Por que será que não alcançamos felicidade quando a perseguimos tão incessantemente?
Porque partimos de uma confusão muito grande quanto ao que seja o sofrimento.
Tentamos no livrar do sofrimento, da sensação de sofrimento, mas não sabemos nem
compreendemos o que deve ser feito. Nunca nos demos a oportunidade, nunca
encontramos o conhecimento que permite observar o que causa o sofrimento. Porque se
não nos libertarmos da causa do sofrimento, tentar nos livrar da sensação de sofrimento
é como arranhar uma superfície, não chegamos ao problema fundamental.

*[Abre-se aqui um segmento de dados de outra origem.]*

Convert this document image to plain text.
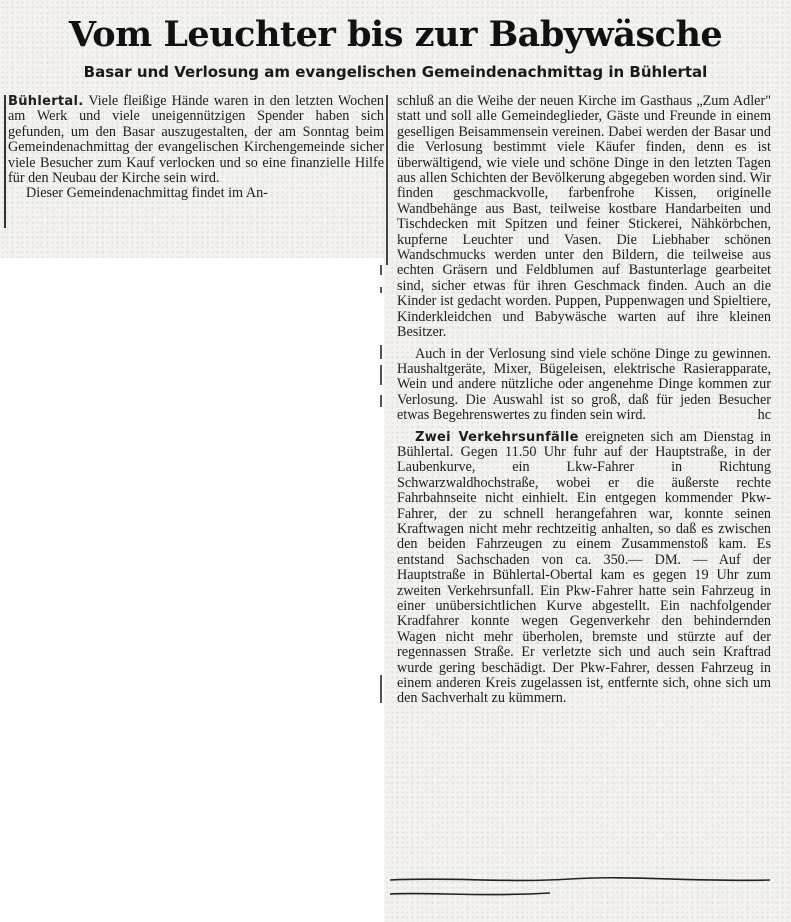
Vom Leuchter bis zur Babywäsche
Basar und Verlosung am evangelischen Gemeindenachmittag in Bühlertal

Bühlertal. Viele fleißige Hände waren in den letzten Wochen am Werk und viele uneigennützigen Spender haben sich gefunden, um den Basar auszugestalten, der am Sonntag beim Gemeindenachmittag der evangelischen Kirchengemeinde sicher viele Besucher zum Kauf verlocken und so eine finanzielle Hilfe für den Neubau der Kirche sein wird.

Dieser Gemeindenachmittag findet im An-

schluß an die Weihe der neuen Kirche im Gasthaus „Zum Adler" statt und soll alle Gemeindeglieder, Gäste und Freunde in einem geselligen Beisammensein vereinen. Dabei werden der Basar und die Verlosung bestimmt viele Käufer finden, denn es ist überwältigend, wie viele und schöne Dinge in den letzten Tagen aus allen Schichten der Bevölkerung abgegeben worden sind. Wir finden geschmackvolle, farbenfrohe Kissen, originelle Wandbehänge aus Bast, teilweise kostbare Handarbeiten und Tischdecken mit Spitzen und feiner Stickerei, Nähkörbchen, kupferne Leuchter und Vasen. Die Liebhaber schönen Wandschmucks werden unter den Bildern, die teilweise aus echten Gräsern und Feldblumen auf Bastunterlage gearbeitet sind, sicher etwas für ihren Geschmack finden. Auch an die Kinder ist gedacht worden. Puppen, Puppenwagen und Spieltiere, Kinderkleidchen und Babywäsche warten auf ihre kleinen Besitzer.

Auch in der Verlosung sind viele schöne Dinge zu gewinnen. Haushaltgeräte, Mixer, Bügeleisen, elektrische Rasierapparate, Wein und andere nützliche oder angenehme Dinge kommen zur Verlosung. Die Auswahl ist so groß, daß für jeden Besucher etwas Begehrenswertes zu finden sein wird.	hc

Zwei Verkehrsunfälle ereigneten sich am Dienstag in Bühlertal. Gegen 11.50 Uhr fuhr auf der Hauptstraße, in der Laubenkurve, ein Lkw-Fahrer in Richtung Schwarzwaldhochstraße, wobei er die äußerste rechte Fahrbahnseite nicht einhielt. Ein entgegen kommender Pkw-Fahrer, der zu schnell herangefahren war, konnte seinen Kraftwagen nicht mehr rechtzeitig anhalten, so daß es zwischen den beiden Fahrzeugen zu einem Zusammenstoß kam. Es entstand Sachschaden von ca. 350.— DM. — Auf der Hauptstraße in Bühlertal-Obertal kam es gegen 19 Uhr zum zweiten Verkehrsunfall. Ein Pkw-Fahrer hatte sein Fahrzeug in einer unübersichtlichen Kurve abgestellt. Ein nachfolgender Kradfahrer konnte wegen Gegenverkehr den behindernden Wagen nicht mehr überholen, bremste und stürzte auf der regennassen Straße. Er verletzte sich und auch sein Kraftrad wurde gering beschädigt. Der Pkw-Fahrer, dessen Fahrzeug in einem anderen Kreis zugelassen ist, entfernte sich, ohne sich um den Sachverhalt zu kümmern.
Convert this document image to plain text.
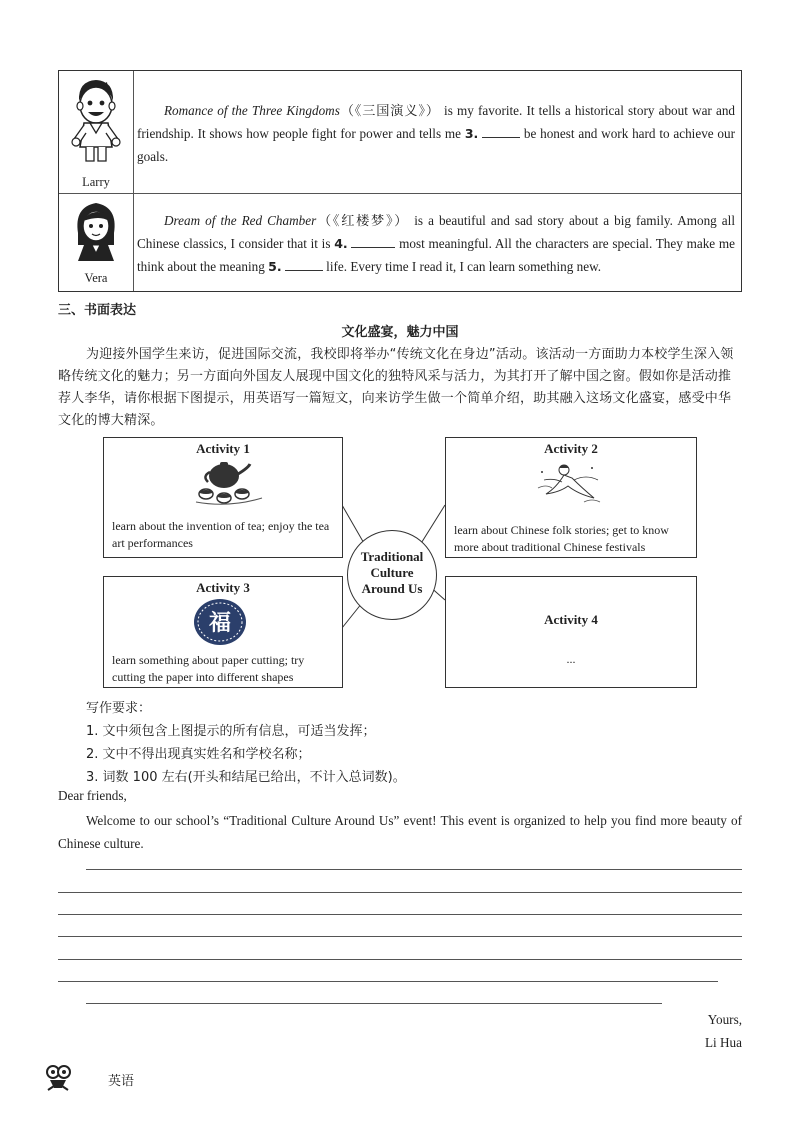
Larry

Romance of the Three Kingdoms（《三国演义》） is my favorite. It tells a historical story about war and friendship. It shows how people fight for power and tells me 3.	be honest and work hard to achieve our goals.

Vera

Dream of the Red Chamber（《红楼梦》） is a beautiful and sad story about a big family. Among all Chinese classics, I consider that it is 4.	most meaningful. All the characters are special. They make me think about the meaning 5.	life. Every time I read it, I can learn something new.

三、书面表达
文化盛宴，魅力中国

为迎接外国学生来访，促进国际交流，我校即将举办“传统文化在身边”活动。该活动一方面助力本校学生深入领略传统文化的魅力；另一方面向外国友人展现中国文化的独特风采与活力，为其打开了解中国之窗。假如你是活动推荐人李华，请你根据下图提示，用英语写一篇短文，向来访学生做一个简单介绍，助其融入这场文化盛宴，感受中华文化的博大精深。

Activity 1

learn about the invention of tea; enjoy the tea art performances

Activity 2

learn about Chinese folk stories; get to know more about traditional Chinese festivals

Activity 3
福

learn something about paper cutting; try cutting the paper into different shapes

Activity 4
...
Traditional
Culture
Around Us
写作要求：
1. 文中须包含上图提示的所有信息，可适当发挥；
2. 文中不得出现真实姓名和学校名称；
3. 词数 100 左右(开头和结尾已给出，不计入总词数)。
Dear friends,

Welcome to our school’s “Traditional Culture Around Us” event! This event is organized to help you find more beauty of Chinese culture.

Yours,
Li Hua
英语
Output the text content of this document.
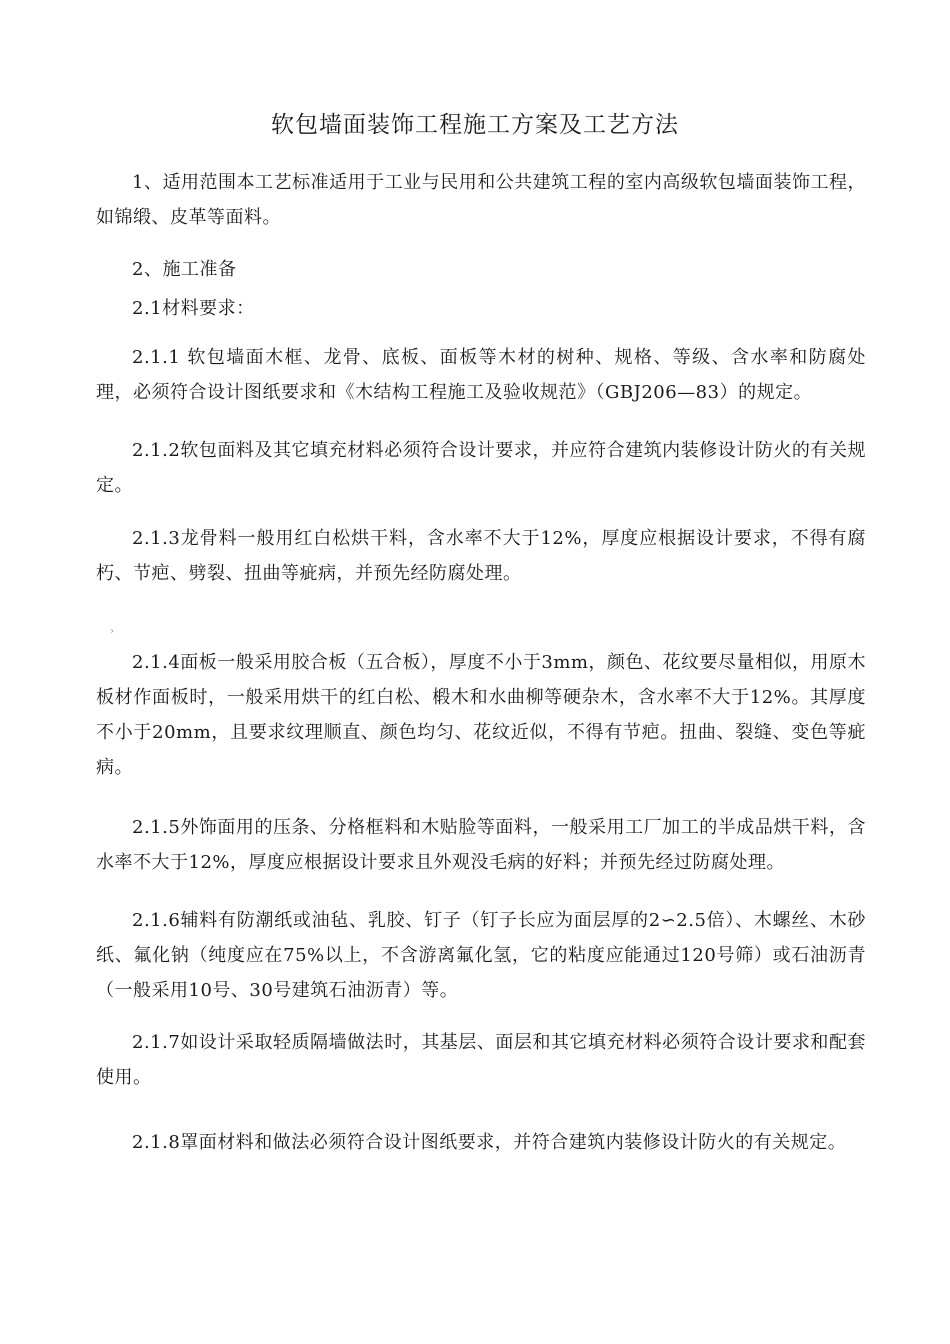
软包墙面装饰工程施工方案及工艺方法

1、适用范围本工艺标准适用于工业与民用和公共建筑工程的室内高级软包墙面装饰工程，如锦缎、皮革等面料。

2、施工准备

2.1材料要求：

2.1.1 软包墙面木框、龙骨、底板、面板等木材的树种、规格、等级、含水率和防腐处理，必须符合设计图纸要求和《木结构工程施工及验收规范》（GBJ206—83）的规定。

2.1.2软包面料及其它填充材料必须符合设计要求，并应符合建筑内装修设计防火的有关规定。

2.1.3龙骨料一般用红白松烘干料，含水率不大于12%，厚度应根据设计要求，不得有腐朽、节疤、劈裂、扭曲等疵病，并预先经防腐处理。

›

2.1.4面板一般采用胶合板（五合板），厚度不小于3mm，颜色、花纹要尽量相似，用原木板材作面板时，一般采用烘干的红白松、椴木和水曲柳等硬杂木，含水率不大于12%。其厚度不小于20mm，且要求纹理顺直、颜色均匀、花纹近似，不得有节疤。扭曲、裂缝、变色等疵病。

2.1.5外饰面用的压条、分格框料和木贴脸等面料，一般采用工厂加工的半成品烘干料，含水率不大于12%，厚度应根据设计要求且外观没毛病的好料；并预先经过防腐处理。

2.1.6辅料有防潮纸或油毡、乳胶、钉子（钉子长应为面层厚的2∽2.5倍）、木螺丝、木砂纸、氟化钠（纯度应在75%以上，不含游离氟化氢，它的粘度应能通过120号筛）或石油沥青（一般采用10号、30号建筑石油沥青）等。

2.1.7如设计采取轻质隔墙做法时，其基层、面层和其它填充材料必须符合设计要求和配套使用。

2.1.8罩面材料和做法必须符合设计图纸要求，并符合建筑内装修设计防火的有关规定。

Em geral, tentamos evitar a sensação de sofrimento. Temos a idéia de que é errado
sofrer, que existe exteriormente algo real do qual não devemos nos aproximar. Mas por
mais que se queira fugir da sensação de sofrimento, se não nos libertamos da causa do
sofrimento nunca nos libertaremos da sensação do sofrimento. Por isso, uma idéia muito
errada que temos é que devemos nos livrar do sofrimento e não da causa do sofrimento;
que o sofrimento é criado externamente.
As circunstâncias exteriores podem influir, mas não são de forma alguma a causa do
sofrimento. E o grau de influência que as circunstâncias externas podem ter sobre nós
depende de quanto vamos permitir a estas circunstâncias externas de nos influenciar.
Quando Buda Sakiamuni deu o seu primeiro ensinamento conhecido como as Quatro
Nobres Verdades, a primeira é que precisamos conhecer e compreender o sofrimento.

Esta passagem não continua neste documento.